Vous devez vous connecter, en utilisant vos identifiants habituels à SCONET (login + mot de passe).

Il vous est possible de déléguer des droits d’accès à l’application, à une ou plusieurs personnes de l’établissement, par l’intermédiaire du module.

 

Etablissements d’enseignement supérieur (UTC, UPJV-IUFM, CROUS) ainsi que le CRDP, la DRDJS, les DDJS et les CIO

Vous voudrez bien vous connecter, à l’adresse suivante : https://portail.ac-amiens.fr/arenb

Pourront se connecter les personnes déjà habilitées et en possession d’un login et d’un mot de passe servant à la

saisie des congés.

 

Rectorat et inspections académiques 

Chaque chef de service (secrétaire général d’inspection académique, chef de division, conseiller, conseiller technique ou coordinateur de direction, pour le Rectorat) pourra émettre ses propositions, en se connectant à l’adresse suivante : http://frontal.in.ac-amiens.fr/arenb , avec ses identifiants habituels de connexion (login et mot de passe) à la messagerie électronique.


Consécutivement à l'initialisation d'une campagne d'ayants droit, s'affiche alors la liste des seuls agents concernés de votre structure, par corps et par grade/classe.

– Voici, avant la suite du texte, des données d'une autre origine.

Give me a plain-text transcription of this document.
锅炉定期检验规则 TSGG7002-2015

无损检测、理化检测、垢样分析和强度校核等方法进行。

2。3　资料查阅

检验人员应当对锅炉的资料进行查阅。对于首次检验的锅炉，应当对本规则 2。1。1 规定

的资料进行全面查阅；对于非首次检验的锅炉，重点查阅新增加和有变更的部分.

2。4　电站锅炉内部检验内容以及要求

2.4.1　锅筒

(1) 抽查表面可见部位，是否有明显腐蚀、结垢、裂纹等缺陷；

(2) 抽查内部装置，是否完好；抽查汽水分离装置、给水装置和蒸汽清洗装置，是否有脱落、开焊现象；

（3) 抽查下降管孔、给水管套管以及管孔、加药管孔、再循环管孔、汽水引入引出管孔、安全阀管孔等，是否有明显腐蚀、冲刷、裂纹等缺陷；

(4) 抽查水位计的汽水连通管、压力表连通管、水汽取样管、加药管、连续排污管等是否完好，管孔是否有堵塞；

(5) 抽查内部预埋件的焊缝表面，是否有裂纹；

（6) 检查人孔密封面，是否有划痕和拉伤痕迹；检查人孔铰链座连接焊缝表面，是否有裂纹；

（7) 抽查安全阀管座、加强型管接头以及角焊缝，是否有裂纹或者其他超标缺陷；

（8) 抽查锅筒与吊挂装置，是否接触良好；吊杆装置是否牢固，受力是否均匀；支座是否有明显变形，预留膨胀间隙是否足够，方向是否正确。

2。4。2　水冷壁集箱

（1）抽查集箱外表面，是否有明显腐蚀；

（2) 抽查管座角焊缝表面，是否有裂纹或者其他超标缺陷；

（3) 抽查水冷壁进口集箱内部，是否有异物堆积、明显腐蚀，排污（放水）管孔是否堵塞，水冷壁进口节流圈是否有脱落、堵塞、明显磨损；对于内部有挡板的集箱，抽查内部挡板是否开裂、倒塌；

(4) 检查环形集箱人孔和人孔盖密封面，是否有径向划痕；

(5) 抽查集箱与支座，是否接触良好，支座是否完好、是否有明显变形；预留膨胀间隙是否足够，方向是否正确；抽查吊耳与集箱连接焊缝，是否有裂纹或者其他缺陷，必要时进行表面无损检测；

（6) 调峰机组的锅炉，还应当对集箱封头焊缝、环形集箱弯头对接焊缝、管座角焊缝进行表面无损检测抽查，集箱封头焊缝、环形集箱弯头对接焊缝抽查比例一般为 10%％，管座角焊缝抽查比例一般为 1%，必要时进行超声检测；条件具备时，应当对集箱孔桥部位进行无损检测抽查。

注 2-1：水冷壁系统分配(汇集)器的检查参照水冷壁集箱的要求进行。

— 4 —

Il vous appartient alors de les répartir tous dans les catégories suivantes (sous peine d'impossibilité de validation de la remontée informatique) :

- proposé(e) prioritairement, avec un classement par ordre préférentiel (impérativement sans ex aequo, un blocage technique étant prévu), selon le nombre d'agents concernés
-
proposé(e) avec le même type de sous-classement 

- non proposé(e)
-
défavorable (l'obligation de concordance avec le compte rendu d'entretien professionnel s'impose d'autant plus)

Vous voudrez bien vous reporter à la notice technique explicative

 

Calendrier
La campagne de saisie et de remontée de vos propositions est fixée
du jeudi 9 octobre 2008 au lundi 20 octobre 2008 délai de rigueur.

Je vous demande de respecter impérativement ces délais, en vue de fiabiliser l'exploitation administrative globale à l'échelon académique des propositions, de permettre la prochaine consultation des CAP sur l'attribution des réductions d'ancienneté et d'en répercuter l'effet administratif et financier sur les promotions d'échelon.

Suivi de l'opération
Pour toutes difficultés d'ordre technique de connexion ou d'utilisation du module de saisie de vos propositions de réductions d'ancienneté, il y a lieu de prendre l'attache de la division informatique - Alexis BOUDIN, correspondant AGORA, tél. 03.22.82.38.15, mél.: alexis.boudin@ac-amiens.fr


Pour toutes informations d'ordre administratif sur cette opération, il vous est loisible de vous rapprocher du chef du bureau de gestion des personnels concernés à la DPAE:
- Carole HOLLEVILLE, DPAE3 (personnels administratifs) tél. 03.22.82.38.71, mél Carole.holleville@ac-amiens.fr

- Alexandre PIERRARD, DPAE4 (personnels TOS, de laboratoire, infirmiers et sociaux) tél. : 03.22.82.38.72, 

mél.: alexandre.pierrard@ac-amiens.fr


En votre qualité de manager de proximité, je sais pouvoir compter sur votre appréhension des enjeux qualitatifs de gestion des ressources humaines de cette opération, au service d'une réelle gestion des carrières et des compétences.

Je vous remercie à l'avance de veiller tout particulièrement et dans les délais impartis à son bon déroulement.